Hi there newbie here! My husband and I have a plan to share our retirement between Spain (or France) and the UK. Rather than buy somewhere in either country we would probably long term let. Anyway this is a year or so away so in the meantime we are going to start using our holidays doing research into the area, to pick out potential places to long let. We are planning to come over to Malaga to spend Xmas and New year this year.

Can you recommend an area to stay between Nerja and Fuengirola Not really touristy but a bit going on to start and get a feel of living like a local - we will use this as a base as we will have a car. In terms of what we like we love Mijas Pueblo (at night!) Never been to Nerja area as we have always took advantage of the rail service to Fuengirola.

Would love to hear your thoughts.


----------



## Lynn R (Feb 21, 2014)

If you like Mijas Pueblo, take a look at Frigiliana (a few km inland from Nerja, with a regular bus service between the two). It's touristy during the day (but less so than Mijas, in my opinion, you don't, for example, have people standing outside shops and restaurants accosting passers by and trying to entice them in) but like Mijas much quieter at night. Torrox Pueblo (also a few km inland, and West of Nerja) is also popular.

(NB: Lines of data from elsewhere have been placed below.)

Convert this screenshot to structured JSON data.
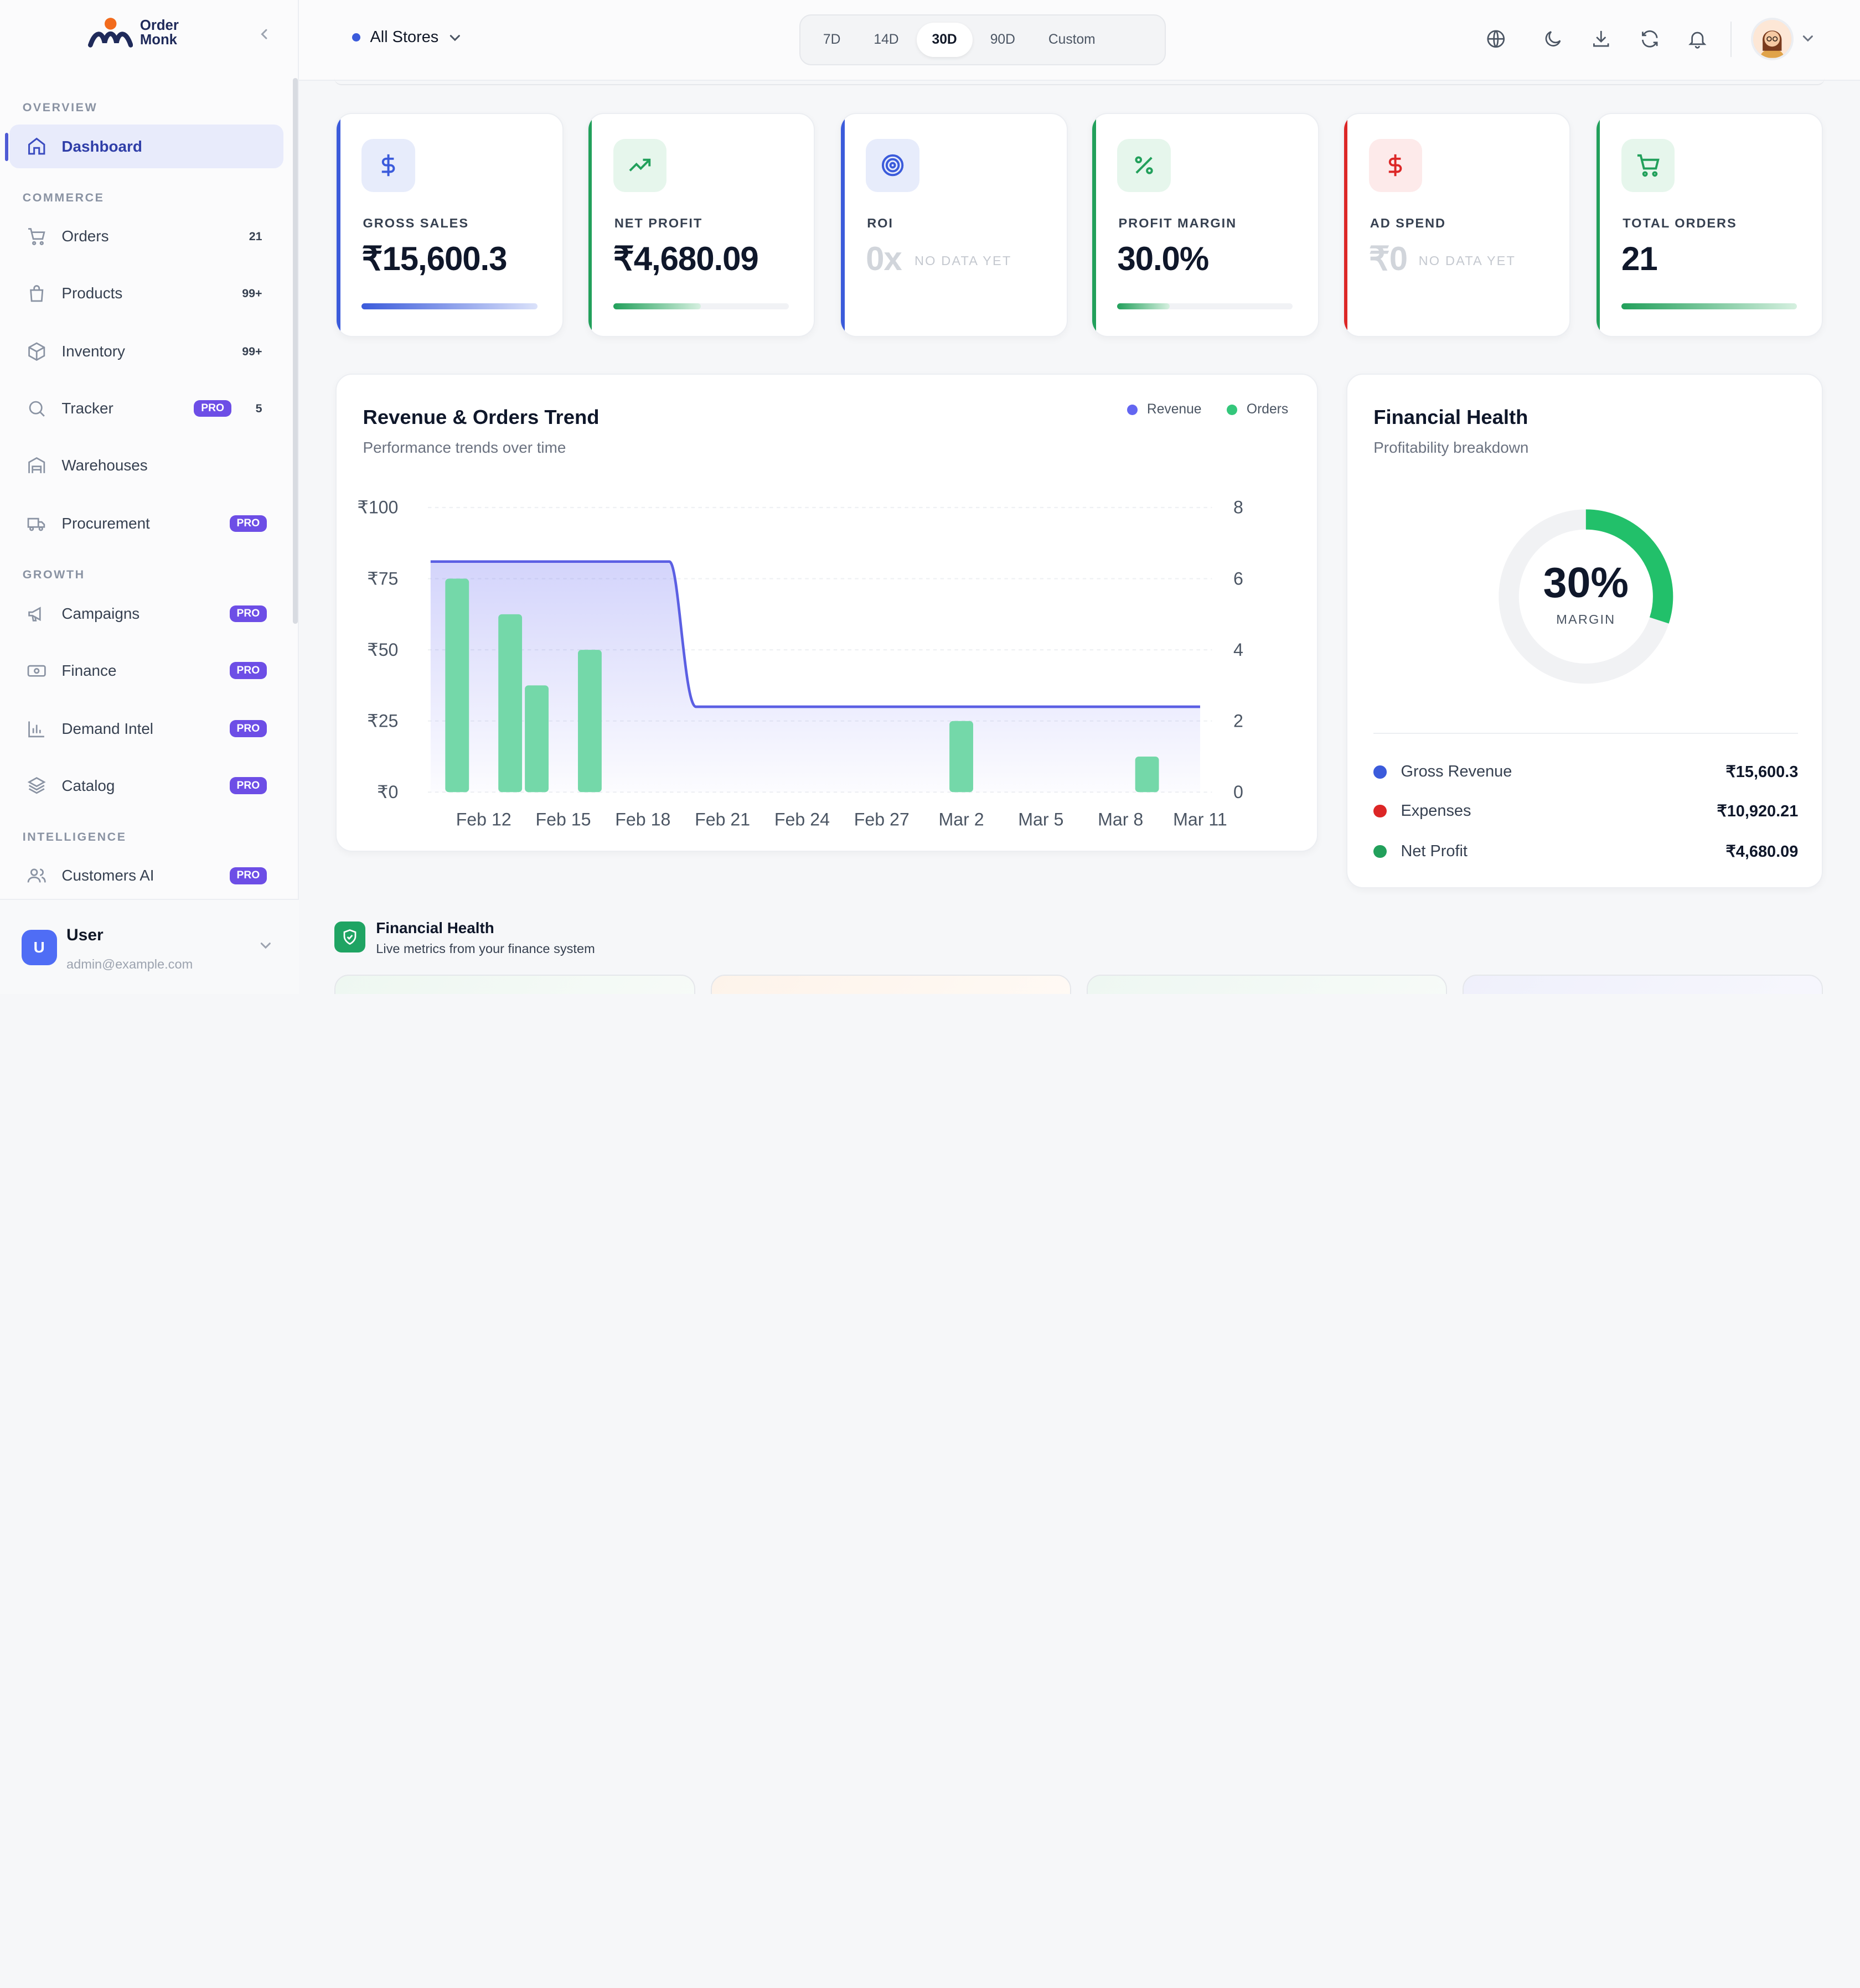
{
  "brand": {
    "name_line1": "Order",
    "name_line2": "Monk"
  },
  "sidebar": {
    "sections": [
      {
        "label": "OVERVIEW"
      },
      {
        "label": "COMMERCE"
      },
      {
        "label": "GROWTH"
      },
      {
        "label": "INTELLIGENCE"
      }
    ],
    "items": [
      {
        "label": "Dashboard",
        "icon": "home-icon"
      },
      {
        "label": "Orders",
        "icon": "cart-icon",
        "count": "21"
      },
      {
        "label": "Products",
        "icon": "bag-icon",
        "count": "99+"
      },
      {
        "label": "Inventory",
        "icon": "box-icon",
        "count": "99+"
      },
      {
        "label": "Tracker",
        "icon": "search-icon",
        "pro": "PRO",
        "count": "5"
      },
      {
        "label": "Warehouses",
        "icon": "warehouse-icon"
      },
      {
        "label": "Procurement",
        "icon": "truck-icon",
        "pro": "PRO"
      },
      {
        "label": "Campaigns",
        "icon": "megaphone-icon",
        "pro": "PRO"
      },
      {
        "label": "Finance",
        "icon": "banknote-icon",
        "pro": "PRO"
      },
      {
        "label": "Demand Intel",
        "icon": "bar-chart-icon",
        "pro": "PRO"
      },
      {
        "label": "Catalog",
        "icon": "layers-icon",
        "pro": "PRO"
      },
      {
        "label": "Customers AI",
        "icon": "users-icon",
        "pro": "PRO"
      }
    ],
    "user": {
      "initial": "U",
      "name": "User",
      "email": "admin@example.com"
    }
  },
  "header": {
    "store_label": "All Stores",
    "ranges": [
      "7D",
      "14D",
      "30D",
      "90D",
      "Custom"
    ],
    "active_range": "30D"
  },
  "kpis": [
    {
      "label": "GROSS SALES",
      "value": "₹15,600.3",
      "icon": "dollar-icon",
      "color": "#3b5bdb",
      "progress": 1.0
    },
    {
      "label": "NET PROFIT",
      "value": "₹4,680.09",
      "icon": "trending-up-icon",
      "color": "#22a05b",
      "progress": 0.5
    },
    {
      "label": "ROI",
      "value": "0x",
      "nodata": "NO DATA YET",
      "icon": "target-icon",
      "color": "#3b5bdb"
    },
    {
      "label": "PROFIT MARGIN",
      "value": "30.0%",
      "icon": "percent-icon",
      "color": "#22a05b",
      "progress": 0.3
    },
    {
      "label": "AD SPEND",
      "value": "₹0",
      "nodata": "NO DATA YET",
      "icon": "dollar-icon",
      "color": "#dc2626"
    },
    {
      "label": "TOTAL ORDERS",
      "value": "21",
      "icon": "cart-icon",
      "color": "#22a05b",
      "progress": 1.0
    }
  ],
  "revenue_card": {
    "title": "Revenue & Orders Trend",
    "subtitle": "Performance trends over time",
    "legend": [
      {
        "name": "Revenue",
        "color": "#6366f1"
      },
      {
        "name": "Orders",
        "color": "#34c77b"
      }
    ]
  },
  "chart_data": {
    "type": "bar",
    "x_ticks": [
      "Feb 12",
      "Feb 15",
      "Feb 18",
      "Feb 21",
      "Feb 24",
      "Feb 27",
      "Mar 2",
      "Mar 5",
      "Mar 8",
      "Mar 11"
    ],
    "y_left_ticks": [
      "₹0",
      "₹25",
      "₹50",
      "₹75",
      "₹100"
    ],
    "y_left_lim": [
      0,
      100
    ],
    "y_right_ticks": [
      "0",
      "2",
      "4",
      "6",
      "8"
    ],
    "y_right_lim": [
      0,
      8
    ],
    "series": [
      {
        "name": "Orders",
        "type": "bar",
        "axis": "right",
        "points": [
          {
            "x": "Feb 11",
            "y": 6
          },
          {
            "x": "Feb 13",
            "y": 5
          },
          {
            "x": "Feb 14",
            "y": 3
          },
          {
            "x": "Feb 16",
            "y": 4
          },
          {
            "x": "Mar 2",
            "y": 2
          },
          {
            "x": "Mar 9",
            "y": 1
          }
        ]
      },
      {
        "name": "Revenue",
        "type": "area",
        "axis": "left",
        "points": [
          {
            "x": "Feb 10",
            "y": 81
          },
          {
            "x": "Feb 19",
            "y": 81
          },
          {
            "x": "Feb 20",
            "y": 30
          },
          {
            "x": "Mar 11",
            "y": 30
          }
        ]
      }
    ]
  },
  "financial_health": {
    "title": "Financial Health",
    "subtitle": "Profitability breakdown",
    "margin_value": "30%",
    "margin_label": "MARGIN",
    "margin_fraction": 0.3,
    "rows": [
      {
        "label": "Gross Revenue",
        "value": "₹15,600.3",
        "color": "#3b5bdb"
      },
      {
        "label": "Expenses",
        "value": "₹10,920.21",
        "color": "#dc2626"
      },
      {
        "label": "Net Profit",
        "value": "₹4,680.09",
        "color": "#22a05b"
      }
    ]
  },
  "bottom": {
    "title": "Financial Health",
    "subtitle": "Live metrics from your finance system"
  }
}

Maro, a small village right on the coast just past Nerja heading eastwards, is nice and has spectacular views, is unspoilt but very, very quiet and not a lot going on. Depends how quiet you like it.


----------



## poolielass (Mar 29, 2018)

Thanks I have looked at Frigliana as it has been on New Life in the Sun which I am hooked on! We don't want it too quiet some bars and restaurants and local shops don't want to be driving everywhere. I'll have a look at Torrox thanks. 

Can I ask about private rentals on this forum?


----------



## Robors2 (Jun 12, 2015)

Lynn R said:


> take a look at Frigiliana


Spectacular views there but it's pricey.


----------



## Lynn R (Feb 21, 2014)

Robors2 said:


> Spectacular views there but it's pricey.


Less expensive than nearby Nerja, though.


----------



## Leper (May 12, 2010)

Easter Sunday now, so I'll be more Christian in my post today. You are availing of retirement and caught between moving to France or Spain. Spend some months in both. The world is your oyster and you appear to be well grounded people. Back the winner, just rent long term in whatever place you feel will suit you best at any particular time.

Oh! Happy Easter.


----------



## Hepa (Apr 2, 2018)

poolielass said:


> Hi there newbie here! My husband and I have a plan to share our retirement between Spain (or France) and the UK. Rather than buy somewhere in either country we would probably long term let. Anyway this is a year or so away so in the meantime we are going to start using our holidays doing research into the area, to pick out potential places to long let. We are planning to come over to Malaga to spend Xmas and New year this year.
> 
> Can you recommend an area to stay between Nerja and Fuengirola Not really touristy but a bit going on to start and get a feel of living like a local - we will use this as a base as we will have a car. In terms of what we like we love Mijas Pueblo (at night!) Never been to Nerja area as we have always took advantage of the rail service to Fuengirola.
> 
> Would love to hear your thoughts.


If you are renting in the cold winter months, perhaps you should consider the warmer climate of the Canary Islands, where winters are just not permitted


----------